Case 2. State of Wyoming vs. BLM
The State of Wyoming sued the BLM seeking more wild horse roundups. The State is claiming that the “Appropriate” Management Levels (AMLs) established by BLM are legally binding and that whenever wild horse populations exceed these AMLs, the BLM is legally mandated to remove “excess” horses. The lower court tossed out the State of Wyoming’s lawsuit, and the State appealed.
It was refreshing, and rather ironic, to hear attorneys for the Department of Justice (DOJ) making the arguments that we always make with regard to removals and “excess” horses. The DOJ attorney stated correctly that in order to remove wild horses from the public lands, the BLM must make a two-step finding, as noted above. First the agency must determine that an overpopulation of wild horses exists, and then it must find that wild horses need to be removed to restore the Thriving Natural Ecological Balance in the area. Just because a wild horse population exceeds the AML does not mean that “excess” horses are present, the DOJ attorney argued. He further stated that even if BLM determines that an overpopulation of wild horses exists, it is not mandated to remove horses. Rather it has wide discretion to deal with overpopulation in a variety of ways, including fertility control, sex ratio adjustment, sterilization and natural controls (predation). Although the DOJ did not mention it, the BLM also has discretion to deal with horse overpopulation by reducing livestock grazing, pursuant to 43 CFR 4710.5
The judges did not seem to accept the State of Wyoming’s arguments that 20-year old AMLs were set in stone and legally binding. Judge Briscoe noted that significant ecological changes can occur over 20 years, asking, “The BLM has no discretion?”

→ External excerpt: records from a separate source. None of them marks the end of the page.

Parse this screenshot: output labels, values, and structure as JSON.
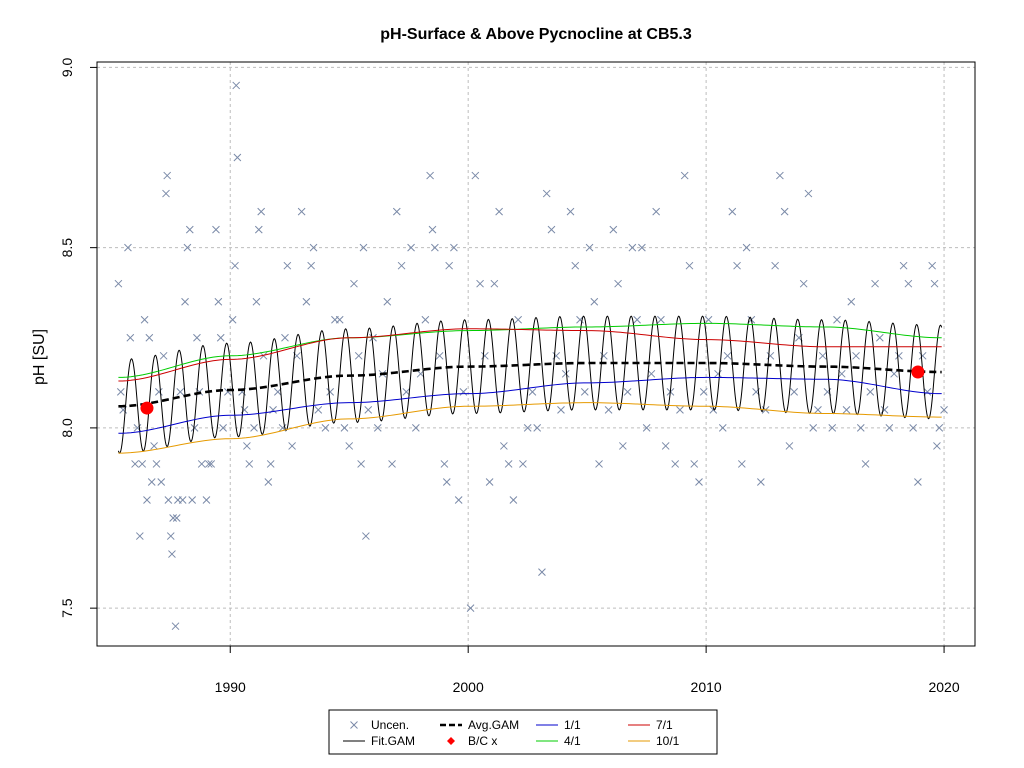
{
  "chart_data": {
    "type": "scatter",
    "title": "pH-Surface & Above Pycnocline at CB5.3",
    "xlabel": "",
    "ylabel": "pH [SU]",
    "xlim": [
      1984.4,
      2021.3
    ],
    "ylim": [
      7.395,
      9.015
    ],
    "x_ticks": [
      "1990",
      "2000",
      "2010",
      "2020"
    ],
    "y_ticks": [
      "7.5",
      "8.0",
      "8.5",
      "9.0"
    ],
    "grid": true,
    "legend_position": "bottom-center",
    "legend": [
      {
        "label": "Uncen.",
        "style": "x-marker",
        "color": "#7a8aa8"
      },
      {
        "label": "Avg.GAM",
        "style": "dashed-thick",
        "color": "#000000"
      },
      {
        "label": "1/1",
        "style": "line",
        "color": "#0000cc"
      },
      {
        "label": "7/1",
        "style": "line",
        "color": "#cc0000"
      },
      {
        "label": "Fit.GAM",
        "style": "line",
        "color": "#000000"
      },
      {
        "label": "B/C x",
        "style": "red-dot",
        "color": "#ff0000"
      },
      {
        "label": "4/1",
        "style": "line",
        "color": "#00cc00"
      },
      {
        "label": "10/1",
        "style": "line",
        "color": "#e69a00"
      }
    ],
    "series": [
      {
        "name": "Uncen.",
        "kind": "points",
        "points": [
          [
            1985.3,
            8.4
          ],
          [
            1985.4,
            8.1
          ],
          [
            1985.5,
            8.05
          ],
          [
            1985.7,
            8.5
          ],
          [
            1985.8,
            8.25
          ],
          [
            1986.0,
            7.9
          ],
          [
            1986.1,
            8.0
          ],
          [
            1986.2,
            7.7
          ],
          [
            1986.3,
            7.9
          ],
          [
            1986.4,
            8.3
          ],
          [
            1986.5,
            7.8
          ],
          [
            1986.6,
            8.25
          ],
          [
            1986.7,
            7.85
          ],
          [
            1986.8,
            7.95
          ],
          [
            1986.9,
            7.9
          ],
          [
            1987.0,
            8.1
          ],
          [
            1987.1,
            7.85
          ],
          [
            1987.2,
            8.2
          ],
          [
            1987.3,
            8.65
          ],
          [
            1987.35,
            8.7
          ],
          [
            1987.4,
            7.8
          ],
          [
            1987.5,
            7.7
          ],
          [
            1987.55,
            7.65
          ],
          [
            1987.6,
            7.75
          ],
          [
            1987.7,
            7.45
          ],
          [
            1987.75,
            7.75
          ],
          [
            1987.8,
            7.8
          ],
          [
            1987.9,
            8.1
          ],
          [
            1988.0,
            7.8
          ],
          [
            1988.1,
            8.35
          ],
          [
            1988.2,
            8.5
          ],
          [
            1988.3,
            8.55
          ],
          [
            1988.4,
            7.8
          ],
          [
            1988.5,
            8.0
          ],
          [
            1988.6,
            8.25
          ],
          [
            1988.7,
            8.1
          ],
          [
            1988.8,
            7.9
          ],
          [
            1989.0,
            7.8
          ],
          [
            1989.1,
            7.9
          ],
          [
            1989.2,
            7.9
          ],
          [
            1989.4,
            8.55
          ],
          [
            1989.5,
            8.35
          ],
          [
            1989.6,
            8.25
          ],
          [
            1989.7,
            8.0
          ],
          [
            1989.9,
            8.1
          ],
          [
            1990.1,
            8.3
          ],
          [
            1990.2,
            8.45
          ],
          [
            1990.25,
            8.95
          ],
          [
            1990.3,
            8.75
          ],
          [
            1990.5,
            8.1
          ],
          [
            1990.6,
            8.05
          ],
          [
            1990.7,
            7.95
          ],
          [
            1990.8,
            7.9
          ],
          [
            1991.0,
            8.0
          ],
          [
            1991.1,
            8.35
          ],
          [
            1991.2,
            8.55
          ],
          [
            1991.3,
            8.6
          ],
          [
            1991.4,
            8.2
          ],
          [
            1991.6,
            7.85
          ],
          [
            1991.7,
            7.9
          ],
          [
            1991.8,
            8.05
          ],
          [
            1992.0,
            8.1
          ],
          [
            1992.2,
            8.0
          ],
          [
            1992.3,
            8.25
          ],
          [
            1992.4,
            8.45
          ],
          [
            1992.6,
            7.95
          ],
          [
            1992.8,
            8.2
          ],
          [
            1993.0,
            8.6
          ],
          [
            1993.2,
            8.35
          ],
          [
            1993.4,
            8.45
          ],
          [
            1993.5,
            8.5
          ],
          [
            1993.7,
            8.05
          ],
          [
            1994.0,
            8.0
          ],
          [
            1994.2,
            8.1
          ],
          [
            1994.4,
            8.3
          ],
          [
            1994.6,
            8.3
          ],
          [
            1994.8,
            8.0
          ],
          [
            1995.0,
            7.95
          ],
          [
            1995.2,
            8.4
          ],
          [
            1995.4,
            8.2
          ],
          [
            1995.5,
            7.9
          ],
          [
            1995.6,
            8.5
          ],
          [
            1995.7,
            7.7
          ],
          [
            1995.8,
            8.05
          ],
          [
            1996.0,
            8.25
          ],
          [
            1996.2,
            8.0
          ],
          [
            1996.4,
            8.15
          ],
          [
            1996.6,
            8.35
          ],
          [
            1996.8,
            7.9
          ],
          [
            1997.0,
            8.6
          ],
          [
            1997.2,
            8.45
          ],
          [
            1997.4,
            8.1
          ],
          [
            1997.6,
            8.5
          ],
          [
            1997.8,
            8.0
          ],
          [
            1998.0,
            8.15
          ],
          [
            1998.2,
            8.3
          ],
          [
            1998.4,
            8.7
          ],
          [
            1998.5,
            8.55
          ],
          [
            1998.6,
            8.5
          ],
          [
            1998.8,
            8.2
          ],
          [
            1999.0,
            7.9
          ],
          [
            1999.1,
            7.85
          ],
          [
            1999.2,
            8.45
          ],
          [
            1999.4,
            8.5
          ],
          [
            1999.6,
            7.8
          ],
          [
            1999.8,
            8.1
          ],
          [
            2000.1,
            7.5
          ],
          [
            2000.3,
            8.7
          ],
          [
            2000.5,
            8.4
          ],
          [
            2000.7,
            8.2
          ],
          [
            2000.9,
            7.85
          ],
          [
            2001.1,
            8.4
          ],
          [
            2001.3,
            8.6
          ],
          [
            2001.5,
            7.95
          ],
          [
            2001.7,
            7.9
          ],
          [
            2001.9,
            7.8
          ],
          [
            2002.1,
            8.3
          ],
          [
            2002.3,
            7.9
          ],
          [
            2002.5,
            8.0
          ],
          [
            2002.7,
            8.1
          ],
          [
            2002.9,
            8.0
          ],
          [
            2003.1,
            7.6
          ],
          [
            2003.3,
            8.65
          ],
          [
            2003.5,
            8.55
          ],
          [
            2003.7,
            8.2
          ],
          [
            2003.9,
            8.05
          ],
          [
            2004.1,
            8.15
          ],
          [
            2004.3,
            8.6
          ],
          [
            2004.5,
            8.45
          ],
          [
            2004.7,
            8.3
          ],
          [
            2004.9,
            8.1
          ],
          [
            2005.1,
            8.5
          ],
          [
            2005.3,
            8.35
          ],
          [
            2005.5,
            7.9
          ],
          [
            2005.7,
            8.2
          ],
          [
            2005.9,
            8.05
          ],
          [
            2006.1,
            8.55
          ],
          [
            2006.3,
            8.4
          ],
          [
            2006.5,
            7.95
          ],
          [
            2006.7,
            8.1
          ],
          [
            2006.9,
            8.5
          ],
          [
            2007.1,
            8.3
          ],
          [
            2007.3,
            8.5
          ],
          [
            2007.5,
            8.0
          ],
          [
            2007.7,
            8.15
          ],
          [
            2007.9,
            8.6
          ],
          [
            2008.1,
            8.3
          ],
          [
            2008.3,
            7.95
          ],
          [
            2008.5,
            8.1
          ],
          [
            2008.7,
            7.9
          ],
          [
            2008.9,
            8.05
          ],
          [
            2009.1,
            8.7
          ],
          [
            2009.3,
            8.45
          ],
          [
            2009.5,
            7.9
          ],
          [
            2009.7,
            7.85
          ],
          [
            2009.9,
            8.1
          ],
          [
            2010.1,
            8.3
          ],
          [
            2010.3,
            8.05
          ],
          [
            2010.5,
            8.15
          ],
          [
            2010.7,
            8.0
          ],
          [
            2010.9,
            8.2
          ],
          [
            2011.1,
            8.6
          ],
          [
            2011.3,
            8.45
          ],
          [
            2011.5,
            7.9
          ],
          [
            2011.7,
            8.5
          ],
          [
            2011.9,
            8.3
          ],
          [
            2012.1,
            8.1
          ],
          [
            2012.3,
            7.85
          ],
          [
            2012.5,
            8.05
          ],
          [
            2012.7,
            8.2
          ],
          [
            2012.9,
            8.45
          ],
          [
            2013.1,
            8.7
          ],
          [
            2013.3,
            8.6
          ],
          [
            2013.5,
            7.95
          ],
          [
            2013.7,
            8.1
          ],
          [
            2013.9,
            8.25
          ],
          [
            2014.1,
            8.4
          ],
          [
            2014.3,
            8.65
          ],
          [
            2014.5,
            8.0
          ],
          [
            2014.7,
            8.05
          ],
          [
            2014.9,
            8.2
          ],
          [
            2015.1,
            8.1
          ],
          [
            2015.3,
            8.0
          ],
          [
            2015.5,
            8.3
          ],
          [
            2015.7,
            8.15
          ],
          [
            2015.9,
            8.05
          ],
          [
            2016.1,
            8.35
          ],
          [
            2016.3,
            8.2
          ],
          [
            2016.5,
            8.0
          ],
          [
            2016.7,
            7.9
          ],
          [
            2016.9,
            8.1
          ],
          [
            2017.1,
            8.4
          ],
          [
            2017.3,
            8.25
          ],
          [
            2017.5,
            8.05
          ],
          [
            2017.7,
            8.0
          ],
          [
            2017.9,
            8.15
          ],
          [
            2018.1,
            8.2
          ],
          [
            2018.3,
            8.45
          ],
          [
            2018.5,
            8.4
          ],
          [
            2018.7,
            8.0
          ],
          [
            2018.9,
            7.85
          ],
          [
            2019.1,
            8.2
          ],
          [
            2019.3,
            8.1
          ],
          [
            2019.5,
            8.45
          ],
          [
            2019.6,
            8.4
          ],
          [
            2019.7,
            7.95
          ],
          [
            2019.8,
            8.0
          ],
          [
            2020.0,
            8.05
          ]
        ]
      },
      {
        "name": "Fit.GAM",
        "kind": "seasonal",
        "x_start": 1985.3,
        "x_end": 2019.9,
        "amplitude": 0.13,
        "phase": 0.4,
        "base_from": "Avg.GAM"
      },
      {
        "name": "Avg.GAM",
        "kind": "line",
        "x": [
          1985.3,
          1990,
          1995,
          2000,
          2005,
          2010,
          2015,
          2019.9
        ],
        "y": [
          8.06,
          8.105,
          8.145,
          8.17,
          8.18,
          8.18,
          8.17,
          8.155
        ]
      },
      {
        "name": "1/1",
        "kind": "line",
        "x": [
          1985.3,
          1990,
          1995,
          2000,
          2005,
          2010,
          2015,
          2019.9
        ],
        "y": [
          7.985,
          8.035,
          8.07,
          8.095,
          8.125,
          8.14,
          8.135,
          8.095
        ]
      },
      {
        "name": "4/1",
        "kind": "line",
        "x": [
          1985.3,
          1990,
          1995,
          2000,
          2005,
          2010,
          2015,
          2019.9
        ],
        "y": [
          8.14,
          8.2,
          8.25,
          8.27,
          8.28,
          8.29,
          8.28,
          8.25
        ]
      },
      {
        "name": "7/1",
        "kind": "line",
        "x": [
          1985.3,
          1990,
          1995,
          2000,
          2005,
          2010,
          2015,
          2019.9
        ],
        "y": [
          8.13,
          8.19,
          8.25,
          8.275,
          8.27,
          8.245,
          8.225,
          8.225
        ]
      },
      {
        "name": "10/1",
        "kind": "line",
        "x": [
          1985.3,
          1990,
          1995,
          2000,
          2005,
          2010,
          2015,
          2019.9
        ],
        "y": [
          7.93,
          7.97,
          8.025,
          8.06,
          8.07,
          8.06,
          8.04,
          8.03
        ]
      },
      {
        "name": "B/C x",
        "kind": "points",
        "points": [
          [
            1986.5,
            8.055
          ],
          [
            2018.9,
            8.155
          ]
        ]
      }
    ]
  }
}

In response the State of Wyoming’s attorney wrongly claimed that BLM re-evaluates AMLs every time the agency does an Environmental Assessment for a wild horse roundup. In reality, the BLM regularly states that the re-evaluation of AMLs is “outside the scope” of roundup EAs.
Judge Briscoe replied that “relying on AML is not sufficient. Just because AML was set long ago…the Act explicitly requires the BLM to justify its removal actions on ALL CURRENT INFORMATION, including overpopulation. Even where the agency makes an overpopulation determination, it must also determine that removal is necessary to achieve the Thriving Natural Ecological Balance.”
Eubanks followed the DOJ attorney and reaffirmed that removal decisions are not tied to the AML, they are tied to the Thriving Natural Ecological Balance. “Congress did not say that horses above the AML should be removed”, he said.
The State of Wyoming rebuttal was weak and did not adequately counter the salient legal arguments made by Eubanks and the DOJ attorney.
Decisions on both cases are expected in several weeks.